Henley Group, which will be spun off to Allied-Signal shareholders on May 27, priced its public offering of 60 million shares after the market closed Monday at $21.25 per share, according to Irving Katz, director of research at San Diego Securities.
Henley's public offering of $1.3 billion is a record for a company's initial sale of stock, said Katz.
Henley, which Katz described as "essentially a basket of 35 unprofitable cast-offs from Allied-Signal," has a book value of $22.59 per share, according to the company prospectus. Before Monday, the stock had been trading on a "when-issued" basis in the $23 to $24 range.
Henley will use some of the proceeds of the offering to purchase San Diego-based Imed from Warner-Lambert for $163 million.
San Diego Gas & Electric, up one-quarter to $33, proved to be one of the lowest-yielding utilities--6.7% annually on its present dividend, Katz observed.

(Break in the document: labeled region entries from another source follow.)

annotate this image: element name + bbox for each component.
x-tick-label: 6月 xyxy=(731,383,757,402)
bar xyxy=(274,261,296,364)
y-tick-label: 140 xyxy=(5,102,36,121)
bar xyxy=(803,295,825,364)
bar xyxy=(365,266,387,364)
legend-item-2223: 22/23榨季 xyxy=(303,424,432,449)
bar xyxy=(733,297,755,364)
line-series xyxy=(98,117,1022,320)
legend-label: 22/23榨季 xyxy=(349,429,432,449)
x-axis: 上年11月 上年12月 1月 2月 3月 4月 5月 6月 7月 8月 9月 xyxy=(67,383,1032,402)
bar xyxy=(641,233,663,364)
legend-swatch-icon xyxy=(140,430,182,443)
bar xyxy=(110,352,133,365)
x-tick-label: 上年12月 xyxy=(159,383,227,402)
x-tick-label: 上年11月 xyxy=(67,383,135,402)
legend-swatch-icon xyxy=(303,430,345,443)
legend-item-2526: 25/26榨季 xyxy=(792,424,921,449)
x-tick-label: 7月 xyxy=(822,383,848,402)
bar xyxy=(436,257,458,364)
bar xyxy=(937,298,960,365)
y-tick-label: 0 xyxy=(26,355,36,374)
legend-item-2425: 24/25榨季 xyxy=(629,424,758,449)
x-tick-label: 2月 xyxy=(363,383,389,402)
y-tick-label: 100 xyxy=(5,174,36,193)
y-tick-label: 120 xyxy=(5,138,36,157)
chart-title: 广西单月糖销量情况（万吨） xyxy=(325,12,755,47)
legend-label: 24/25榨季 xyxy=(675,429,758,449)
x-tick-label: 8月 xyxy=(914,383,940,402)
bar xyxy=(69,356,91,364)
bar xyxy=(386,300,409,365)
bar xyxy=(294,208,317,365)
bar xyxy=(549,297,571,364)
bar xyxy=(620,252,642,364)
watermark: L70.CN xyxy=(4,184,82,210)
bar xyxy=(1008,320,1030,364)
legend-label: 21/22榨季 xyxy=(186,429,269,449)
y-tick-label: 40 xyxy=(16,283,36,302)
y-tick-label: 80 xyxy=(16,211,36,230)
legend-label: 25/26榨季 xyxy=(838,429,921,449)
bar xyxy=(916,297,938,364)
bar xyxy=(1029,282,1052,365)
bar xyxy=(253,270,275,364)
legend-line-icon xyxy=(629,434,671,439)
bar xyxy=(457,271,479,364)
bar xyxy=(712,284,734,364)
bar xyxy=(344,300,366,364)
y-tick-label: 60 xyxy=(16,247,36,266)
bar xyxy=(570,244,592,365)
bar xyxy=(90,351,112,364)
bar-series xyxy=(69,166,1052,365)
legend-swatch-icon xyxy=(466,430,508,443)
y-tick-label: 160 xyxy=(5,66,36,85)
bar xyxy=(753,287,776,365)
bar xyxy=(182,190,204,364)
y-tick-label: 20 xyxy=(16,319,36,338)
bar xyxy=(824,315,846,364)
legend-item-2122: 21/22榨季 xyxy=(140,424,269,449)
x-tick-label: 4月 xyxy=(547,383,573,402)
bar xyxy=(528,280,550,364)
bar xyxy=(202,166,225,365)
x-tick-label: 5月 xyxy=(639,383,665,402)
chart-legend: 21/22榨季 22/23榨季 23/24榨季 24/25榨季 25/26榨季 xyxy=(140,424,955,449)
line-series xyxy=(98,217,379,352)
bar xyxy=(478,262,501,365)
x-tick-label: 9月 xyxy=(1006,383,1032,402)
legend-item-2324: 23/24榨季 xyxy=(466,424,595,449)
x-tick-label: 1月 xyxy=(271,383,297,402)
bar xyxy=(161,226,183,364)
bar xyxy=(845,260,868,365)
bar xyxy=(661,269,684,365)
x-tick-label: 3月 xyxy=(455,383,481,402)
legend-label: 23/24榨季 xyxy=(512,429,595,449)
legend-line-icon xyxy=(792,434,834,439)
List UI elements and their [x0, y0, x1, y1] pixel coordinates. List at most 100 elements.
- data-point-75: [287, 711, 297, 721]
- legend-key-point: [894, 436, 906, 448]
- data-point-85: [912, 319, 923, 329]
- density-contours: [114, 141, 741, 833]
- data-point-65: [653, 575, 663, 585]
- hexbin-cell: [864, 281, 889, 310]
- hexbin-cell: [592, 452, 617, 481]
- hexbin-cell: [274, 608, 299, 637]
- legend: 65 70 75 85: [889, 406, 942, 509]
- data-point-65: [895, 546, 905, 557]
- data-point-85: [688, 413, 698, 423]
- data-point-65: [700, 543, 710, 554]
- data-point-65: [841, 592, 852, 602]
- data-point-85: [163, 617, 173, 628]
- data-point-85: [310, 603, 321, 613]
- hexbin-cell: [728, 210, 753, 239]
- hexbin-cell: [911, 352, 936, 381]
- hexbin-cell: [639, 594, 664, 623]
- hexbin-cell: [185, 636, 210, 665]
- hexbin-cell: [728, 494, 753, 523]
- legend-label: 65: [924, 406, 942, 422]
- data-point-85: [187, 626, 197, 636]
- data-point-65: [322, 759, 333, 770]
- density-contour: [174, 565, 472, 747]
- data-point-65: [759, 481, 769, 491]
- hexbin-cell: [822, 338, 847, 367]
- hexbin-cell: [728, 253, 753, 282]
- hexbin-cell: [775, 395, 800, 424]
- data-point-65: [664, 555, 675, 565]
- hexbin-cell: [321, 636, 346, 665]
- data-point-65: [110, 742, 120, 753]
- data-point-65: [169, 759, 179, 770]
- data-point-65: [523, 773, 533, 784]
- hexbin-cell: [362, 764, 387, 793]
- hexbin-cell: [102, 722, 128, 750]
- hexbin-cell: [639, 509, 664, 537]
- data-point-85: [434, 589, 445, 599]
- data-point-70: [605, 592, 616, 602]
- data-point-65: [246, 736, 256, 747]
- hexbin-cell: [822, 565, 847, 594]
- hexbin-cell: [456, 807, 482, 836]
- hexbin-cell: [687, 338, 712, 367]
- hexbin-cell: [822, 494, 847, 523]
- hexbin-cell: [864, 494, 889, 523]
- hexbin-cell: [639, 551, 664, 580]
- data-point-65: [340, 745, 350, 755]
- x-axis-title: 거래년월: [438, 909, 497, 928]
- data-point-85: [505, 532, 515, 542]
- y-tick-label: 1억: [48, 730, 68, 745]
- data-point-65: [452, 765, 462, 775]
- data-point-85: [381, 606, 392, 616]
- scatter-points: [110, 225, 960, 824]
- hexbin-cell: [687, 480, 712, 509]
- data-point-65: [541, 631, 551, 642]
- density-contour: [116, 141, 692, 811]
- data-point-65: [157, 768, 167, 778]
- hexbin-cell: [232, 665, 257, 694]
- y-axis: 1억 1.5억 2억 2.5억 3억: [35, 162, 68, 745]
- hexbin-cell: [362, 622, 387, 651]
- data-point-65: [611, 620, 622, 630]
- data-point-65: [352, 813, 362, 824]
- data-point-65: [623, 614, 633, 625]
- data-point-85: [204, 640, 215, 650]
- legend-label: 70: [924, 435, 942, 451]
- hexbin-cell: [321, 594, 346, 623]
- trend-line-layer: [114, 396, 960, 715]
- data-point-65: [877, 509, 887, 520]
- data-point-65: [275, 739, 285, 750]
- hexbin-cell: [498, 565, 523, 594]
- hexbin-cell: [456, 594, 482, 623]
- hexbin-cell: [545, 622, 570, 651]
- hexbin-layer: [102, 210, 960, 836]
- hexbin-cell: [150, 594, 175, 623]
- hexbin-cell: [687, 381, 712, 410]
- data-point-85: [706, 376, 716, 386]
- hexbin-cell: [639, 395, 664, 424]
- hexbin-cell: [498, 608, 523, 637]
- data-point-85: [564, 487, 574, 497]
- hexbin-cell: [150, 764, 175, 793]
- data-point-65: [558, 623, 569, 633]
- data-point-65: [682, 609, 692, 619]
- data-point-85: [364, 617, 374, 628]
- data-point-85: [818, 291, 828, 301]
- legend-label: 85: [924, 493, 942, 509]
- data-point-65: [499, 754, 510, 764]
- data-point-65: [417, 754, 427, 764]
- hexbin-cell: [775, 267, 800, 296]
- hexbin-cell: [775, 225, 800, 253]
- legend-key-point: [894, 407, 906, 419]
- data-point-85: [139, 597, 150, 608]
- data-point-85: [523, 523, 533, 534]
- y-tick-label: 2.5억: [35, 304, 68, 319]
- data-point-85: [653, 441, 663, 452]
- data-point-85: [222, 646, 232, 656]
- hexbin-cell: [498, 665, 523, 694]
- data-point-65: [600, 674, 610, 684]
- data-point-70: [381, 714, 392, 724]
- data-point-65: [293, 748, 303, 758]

Cubic rebounded five-eighths for the week, even though the company reported earnings of five cents per share for the quarter and 20 cents for the six months, compared to 51 cents and 97 cents for the previous year's periods.
Chairman Walter Zable explained that the profit situation was a "temporary setback" and predicted that the firm will report higher earnings after the completion of troubled defense programs during the remainder of this fiscal year.
GTI, after hitting a new high of 3 3/8 last week, closed up one-half for the week at 3. The firm showed its new computer image generator at the National Computer Graphics Show in Anaheim last week.
Intermark was down one-quarter after reporting a loss of 40 cents per share for the fourth quarter and 66 cents for the fiscal year ended March 31.
Southwest Bank was unchanged at 4 and is completing its sale of $5 million of 11% mandatory convertible debentures, which appears to be oversubscribed, Katz said.
Western Health Plans was down 1 for the week in what Katz described as "continued reaction to continued losses."
Beeba's Creations continued its roller-coaster ride in anticipation of a stock offering of 900,000 shares, Katz said. The stock was down 2 1/2 for the week after rising 3 points the previous week.
Cousins Home Furnishings was down one-eighth as the company "reported continuing losses with each name change," Katz quipped.
International Totalizator Systems was down three-eighths after reporting a loss of 5 cents per share in the first quarter ended March 31.
Langley was up one-eighth on the announcement of a second-quarter dividend of 18 cents a share, compared to just 3 cents during the same quarter a year ago. Revenues were up by more than 50%, Katz said.
Maxwell was down three-quarters even though it reported higher earnings of 21 cents for the quarter ended April 30 compared to 19 cents a year ago.
Price Club was up 3 for the week, hitting a post-stock-split high on a favorable mention in Sunday's New York Times.
Sym-Tek Systems was up one-half after a mention in Business Week's list of "Hot Growth Companies."
Womens Health Centers of America, which went public at 6, closed the week at 5 5/8, Katz said.
Fotomat, which was founded in San Diego and subsequently relocated to St. Petersburg, Fla., was up five-eighths to 1 5/8 after Konish Iroku, who owns 60% of the company's stock, announced a cash tender offer for the remaining 40% at $1.62 per share.